Is it a car? Is it a coffin? In fact it’s both, an amazing piece of artwork that celebrates a modern Ghanaian tradition.
Paa Joe (real name Joseph Ashong)
Wood, paint, textile
Height 70cm, length 218cm
Did you know?
Paa Joe's work is held in museum collections around the world, including the British Museum. You can find out more about Paa Joe and his famous coffins here.
“As humans, death is part of our life and everyone must go in style.- Paa Joe, 2013
Here in Scotland, we associate funerals with black clothes, sombre music and plain wooden coffins. But over in West Africa, on the coast of Ghana, funerals are often a much more colourful, noisy affair, a celebration of the life of the departed. In Ghana, people like to go out in style.
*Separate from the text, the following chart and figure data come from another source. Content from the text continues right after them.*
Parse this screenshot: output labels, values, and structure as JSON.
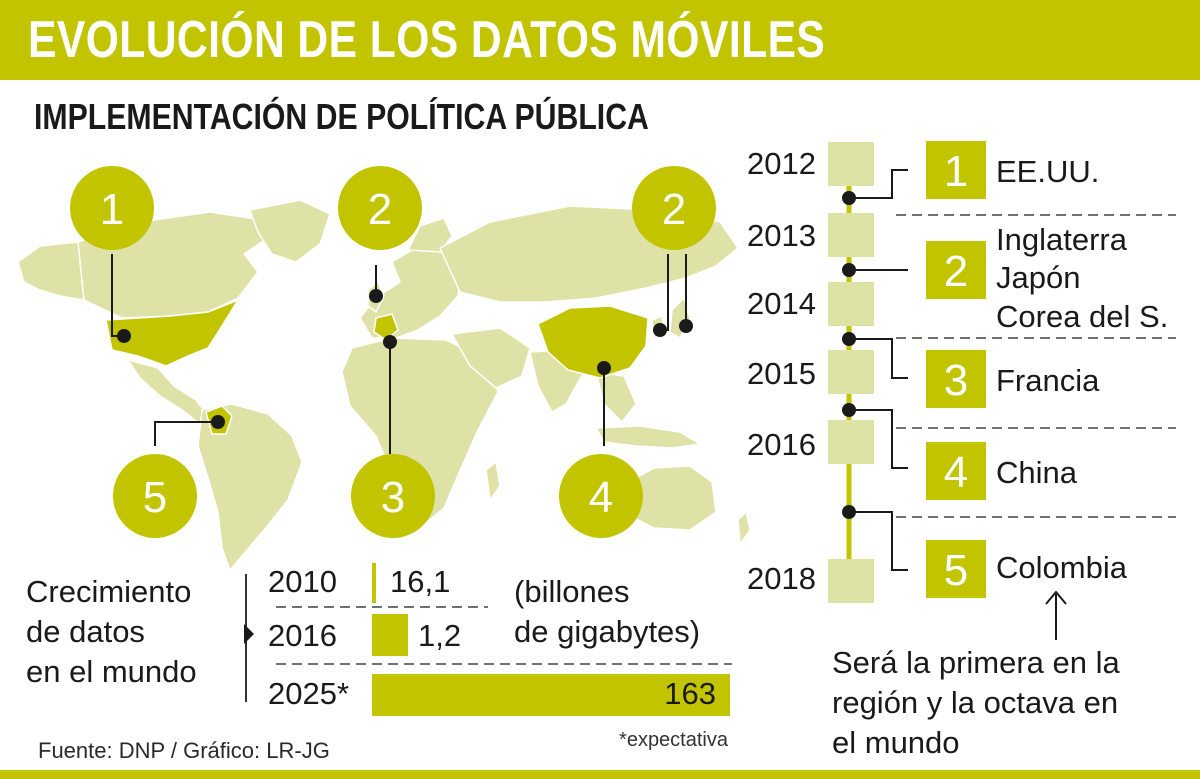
{
  "header": {
    "title": "EVOLUCIÓN DE LOS DATOS MÓVILES"
  },
  "subtitle": "IMPLEMENTACIÓN DE POLÍTICA PÚBLICA",
  "colors": {
    "accent": "#c2c400",
    "map": "#dfe2a6",
    "dark": "#1a1a1a",
    "timeline_box": "#dde3a4"
  },
  "map": {
    "markers": [
      {
        "number": "1",
        "country": "EE.UU."
      },
      {
        "number": "2",
        "country": "Inglaterra"
      },
      {
        "number": "2",
        "country": "Japón / Corea del S."
      },
      {
        "number": "3",
        "country": "Francia"
      },
      {
        "number": "4",
        "country": "China"
      },
      {
        "number": "5",
        "country": "Colombia"
      }
    ]
  },
  "chart_data": {
    "type": "bar",
    "title": "Crecimiento de datos en el mundo",
    "unit_note": "(billones de gigabytes)",
    "categories": [
      "2010",
      "2016",
      "2025*"
    ],
    "value_labels": [
      "16,1",
      "1,2",
      "163"
    ],
    "footnote": "*expectativa"
  },
  "timeline": {
    "years": [
      "2012",
      "2013",
      "2014",
      "2015",
      "2016",
      "2018"
    ],
    "entries": [
      {
        "number": "1",
        "lines": [
          "EE.UU."
        ]
      },
      {
        "number": "2",
        "lines": [
          "Inglaterra",
          "Japón",
          "Corea del S."
        ]
      },
      {
        "number": "3",
        "lines": [
          "Francia"
        ]
      },
      {
        "number": "4",
        "lines": [
          "China"
        ]
      },
      {
        "number": "5",
        "lines": [
          "Colombia"
        ]
      }
    ],
    "note": [
      "Será la primera en la",
      "región y la octava en",
      "el mundo"
    ]
  },
  "source": "Fuente: DNP / Gráfico: LR-JG"
}
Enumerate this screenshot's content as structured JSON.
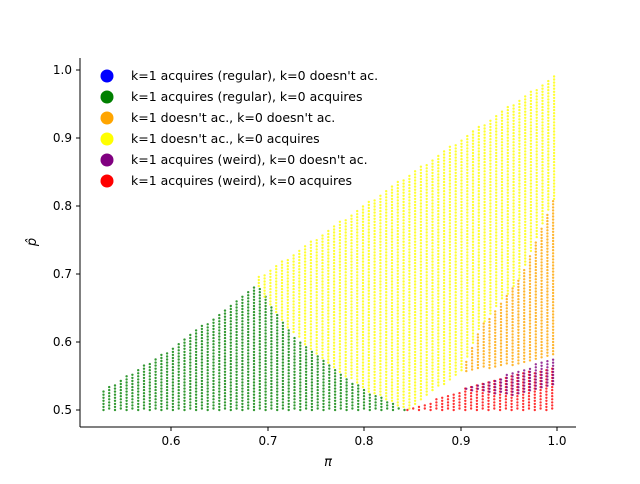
{
  "chart_data": {
    "type": "scatter",
    "title": "",
    "xlabel": "π",
    "ylabel": "p̂",
    "xlim": [
      0.51,
      1.02
    ],
    "ylim": [
      0.478,
      1.018
    ],
    "x_ticks": [
      "0.6",
      "0.7",
      "0.8",
      "0.9",
      "1.0"
    ],
    "x_tick_values": [
      0.6,
      0.7,
      0.8,
      0.9,
      1.0
    ],
    "y_ticks": [
      "0.5",
      "0.6",
      "0.7",
      "0.8",
      "0.9",
      "1.0"
    ],
    "y_tick_values": [
      0.5,
      0.6,
      0.7,
      0.8,
      0.9,
      1.0
    ],
    "grid": false,
    "legend_position": "top-left",
    "series": [
      {
        "name": "k=1 acquires (regular), k=0 doesn't ac.",
        "color": "#0000ff",
        "region": []
      },
      {
        "name": "k=1 acquires (regular), k=0 acquires",
        "color": "#008000",
        "region": [
          [
            0.53,
            0.5
          ],
          [
            0.53,
            0.53
          ],
          [
            0.6,
            0.59
          ],
          [
            0.69,
            0.685
          ],
          [
            0.72,
            0.62
          ],
          [
            0.76,
            0.57
          ],
          [
            0.8,
            0.53
          ],
          [
            0.845,
            0.5
          ]
        ]
      },
      {
        "name": "k=1 doesn't ac., k=0 doesn't ac.",
        "color": "#ffa500",
        "region": [
          [
            0.9,
            0.555
          ],
          [
            0.92,
            0.62
          ],
          [
            0.96,
            0.69
          ],
          [
            1.0,
            0.82
          ],
          [
            1.0,
            0.58
          ],
          [
            0.95,
            0.565
          ]
        ]
      },
      {
        "name": "k=1 doesn't ac., k=0 acquires",
        "color": "#ffff00",
        "region": [
          [
            0.685,
            0.69
          ],
          [
            0.845,
            0.845
          ],
          [
            1.0,
            0.995
          ],
          [
            1.0,
            0.82
          ],
          [
            0.96,
            0.69
          ],
          [
            0.92,
            0.62
          ],
          [
            0.9,
            0.555
          ],
          [
            0.845,
            0.5
          ],
          [
            0.8,
            0.53
          ],
          [
            0.76,
            0.57
          ],
          [
            0.72,
            0.62
          ]
        ]
      },
      {
        "name": "k=1 acquires (weird), k=0 doesn't ac.",
        "color": "#800080",
        "region": [
          [
            0.9,
            0.53
          ],
          [
            0.935,
            0.545
          ],
          [
            1.0,
            0.58
          ],
          [
            1.0,
            0.535
          ],
          [
            0.96,
            0.52
          ]
        ]
      },
      {
        "name": "k=1 acquires (weird), k=0 acquires",
        "color": "#ff0000",
        "region": [
          [
            0.845,
            0.5
          ],
          [
            0.93,
            0.545
          ],
          [
            1.0,
            0.565
          ],
          [
            1.0,
            0.5
          ]
        ]
      }
    ]
  }
}
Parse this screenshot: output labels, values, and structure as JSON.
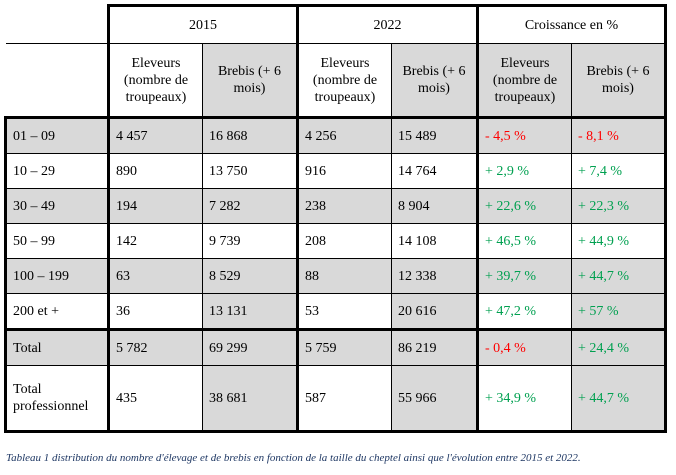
{
  "header": {
    "year_2015": "2015",
    "year_2022": "2022",
    "growth": "Croissance en %",
    "eleveurs": "Eleveurs (nombre de troupeaux)",
    "brebis": "Brebis (+ 6 mois)"
  },
  "rows": [
    {
      "label": "01 – 09",
      "e2015": "4 457",
      "b2015": "16 868",
      "e2022": "4 256",
      "b2022": "15 489",
      "ge": "- 4,5 %",
      "gb": "- 8,1 %"
    },
    {
      "label": "10 – 29",
      "e2015": "890",
      "b2015": "13 750",
      "e2022": "916",
      "b2022": "14 764",
      "ge": "+ 2,9 %",
      "gb": "+ 7,4 %"
    },
    {
      "label": "30 – 49",
      "e2015": "194",
      "b2015": "7 282",
      "e2022": "238",
      "b2022": "8 904",
      "ge": "+ 22,6 %",
      "gb": "+ 22,3 %"
    },
    {
      "label": "50 – 99",
      "e2015": "142",
      "b2015": "9 739",
      "e2022": "208",
      "b2022": "14 108",
      "ge": "+ 46,5 %",
      "gb": "+ 44,9 %"
    },
    {
      "label": "100 – 199",
      "e2015": "63",
      "b2015": "8 529",
      "e2022": "88",
      "b2022": "12 338",
      "ge": "+ 39,7 %",
      "gb": "+ 44,7 %"
    },
    {
      "label": "200 et +",
      "e2015": "36",
      "b2015": "13 131",
      "e2022": "53",
      "b2022": "20 616",
      "ge": "+ 47,2 %",
      "gb": "+ 57 %"
    }
  ],
  "total": {
    "label": "Total",
    "e2015": "5 782",
    "b2015": "69 299",
    "e2022": "5 759",
    "b2022": "86 219",
    "ge": "- 0,4 %",
    "gb": "+ 24,4 %"
  },
  "total_pro": {
    "label": "Total professionnel",
    "e2015": "435",
    "b2015": "38 681",
    "e2022": "587",
    "b2022": "55 966",
    "ge": "+ 34,9 %",
    "gb": "+ 44,7 %"
  },
  "caption": "Tableau 1 distribution du nombre d'élevage et de brebis en fonction de la taille du cheptel ainsi que l'évolution entre 2015 et 2022.",
  "colors": {
    "negative": "#ff0000",
    "positive": "#00a050",
    "shade": "#d9d9d9",
    "caption": "#1f3864"
  }
}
And what more stylish way to go than in your own custom-built coffin in the shape of a Mercedes-Benz?
This amazing object has its origins in the 1950s, when a local chief was buried in a lavish coffin shaped like a giant cocoa pod (as Ghana was the world’s biggest exporter of cocoa beans at the time) designed and built by the skilful carpenter Ata Owoo.
Since then the trade in fantasy coffins has thrived in Ata Owoo’s home town of Teshi, just outside Ghana’s capital, Accra. Here, relatives spend up to a year’s salary on elaborate, imaginative works of art that reflect the status, profession or passions of the deceased, from boats to birds, fish to flying machines, corncobs to crabs.
The ultimate symbol of prestige and wealth in Ghana, this Mercedes coffin was designed and built by Ghanaian artist Paa Joe. Carved from wood and painted white with silver, black and orange details, it comes complete with silver headlights, wing mirrors, an aerial and of course the trademark Mercedes-Benz badge.